数据集使用的是kaggle上的数据集:200 Bird Species
这个数据集包含了200种鸟类,每一类训练集包含100多张图片,验证集和测试集均包含五张图片,每张图片的大小为224x224
3.1 导入相应的库
from tensorflow.keras.preprocessing.image import ImageDataGenerator
from tensorflow.keras import layers, models, Model, Sequential
import matplotlib.pyplot as plt
from tensorflow.keras.callbacks import ReduceLROnPlateau,EarlyStopping
import tensorflow as tf
import os
3.2 设置
图片的宽和高都设置为299(Xception默认图片输入大小为299x299),batch_size设置为128,总共训练10个epoch,还有设置训练集,验证集,测试集路径
im_height = 299
im_width = 299
batch_size = 128
epochs = 10
image_path = "./data/100-bird-species/"
train_dir = image_path + "train"
validation_dir = image_path + "valid"
test_dir = image_path + "test"
3.3 数据预处理
对训练集图片做数据增强,验证集和测试集只做归一化处理
# data generator with data augmentation
train_image_generator = ImageDataGenerator( rescale=1./255,
rotation_range=40,
width_shift_range=0.2,
height_shift_range=0.2,
zoom_range=0.2,
horizontal_flip=True,
fill_mode='nearest')
validation_image_generator = ImageDataGenerator(rescale=1./255)
test_image_generator = ImageDataGenerator(rescale=1./255)
3.4 生成数据
将训练集数据打乱,训练集和验证集数据不打乱,均采用one-hot编码模式
train_data_gen = train_image_generator.flow_from_directory(directory=train_dir,
batch_size=batch_size,
shuffle=True,
target_size=(im_height, im_width),
class_mode='categorical')
total_train = train_data_gen.n
val_data_gen = validation_image_generator.flow_from_directory(directory=validation_dir,
batch_size=batch_size,
shuffle=False,
target_size=(im_height, im_width),
class_mode='categorical')
total_val = val_data_gen.n
test_data_gen = test_image_generator.flow_from_directory( directory=test_dir,
target_size=(im_height, im_width))
total_test = test_data_gen.n
3.5 构建模型
这里使用的是tensorflow内置的Xception模型,然后将预训练模型的前100层冻结,训练后32层,加入全局平均池化层和输出层
Xception预训练模型下载:网址
covn_base = tf.keras.applications.xception.Xception(weights='imagenet',include_top=False)
covn_base.trainable = True
for layers in covn_base.layers[:-32]:
layers.trainable = False
model = tf.keras.Sequential()
model.add(covn_base)
model.add(tf.keras.layers.GlobalAveragePooling2D())

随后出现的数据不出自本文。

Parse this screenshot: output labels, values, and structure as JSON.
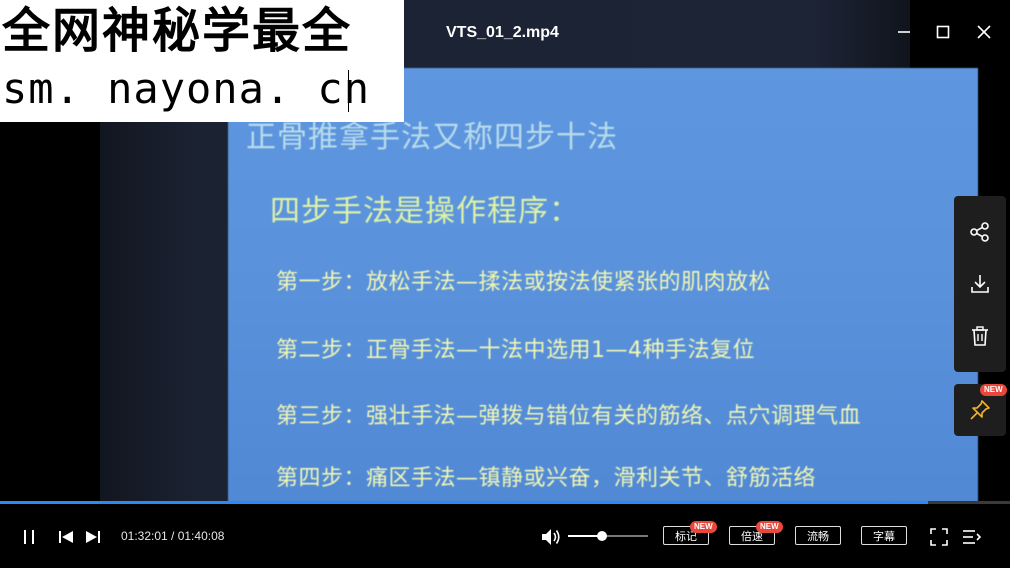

model.add(tf.keras.layers.Dense(200))
model.summary()
可以看出,Xception模型总共有21,271,280个参数,然而我们只需要训练9,888,144个参数即可
_________________________________________________________________
Layer (type) Output Shape Param #
=================================================================
xception (Model) (None, None, None, 2048) 20861480
_________________________________________________________________
global_average_pooling2d (Gl (None, 2048) 0
_________________________________________________________________
dense (Dense) (None, 200) 409800
=================================================================
Total params: 21,271,280
Trainable params: 9,888,144
Non-trainable params: 11,383,136
_________________________________________________________________
3.6 编译模型
选用的是adam优化器,初始学习率设置为0.0001,损失函数为交叉熵损失函数,因为构建模型的时候最后一层没有用softmax激活,所以from_logits设置为True
model.compile(optimizer=tf.keras.optimizers.Adam(learning_rate=0.0001),
loss=tf.keras.losses.CategoricalCrossentropy(from_logits=True),
metrics=["accuracy"])
3.7 开始训练
Early_sp:监视’val_accuracy’的变化,如果连续五个轮次不变,停止训练
reduce_lr:监视’val_loss’的变化,如果两个轮次不变学习率衰减为原来 的1/10
Early_sp = EarlyStopping(monitor = 'val_accuracy', patience = 5,restore_best_weights = True)
reduce_lr = ReduceLROnPlateau(monitor='val_loss', factor=0.1, patience=2, verbose=1)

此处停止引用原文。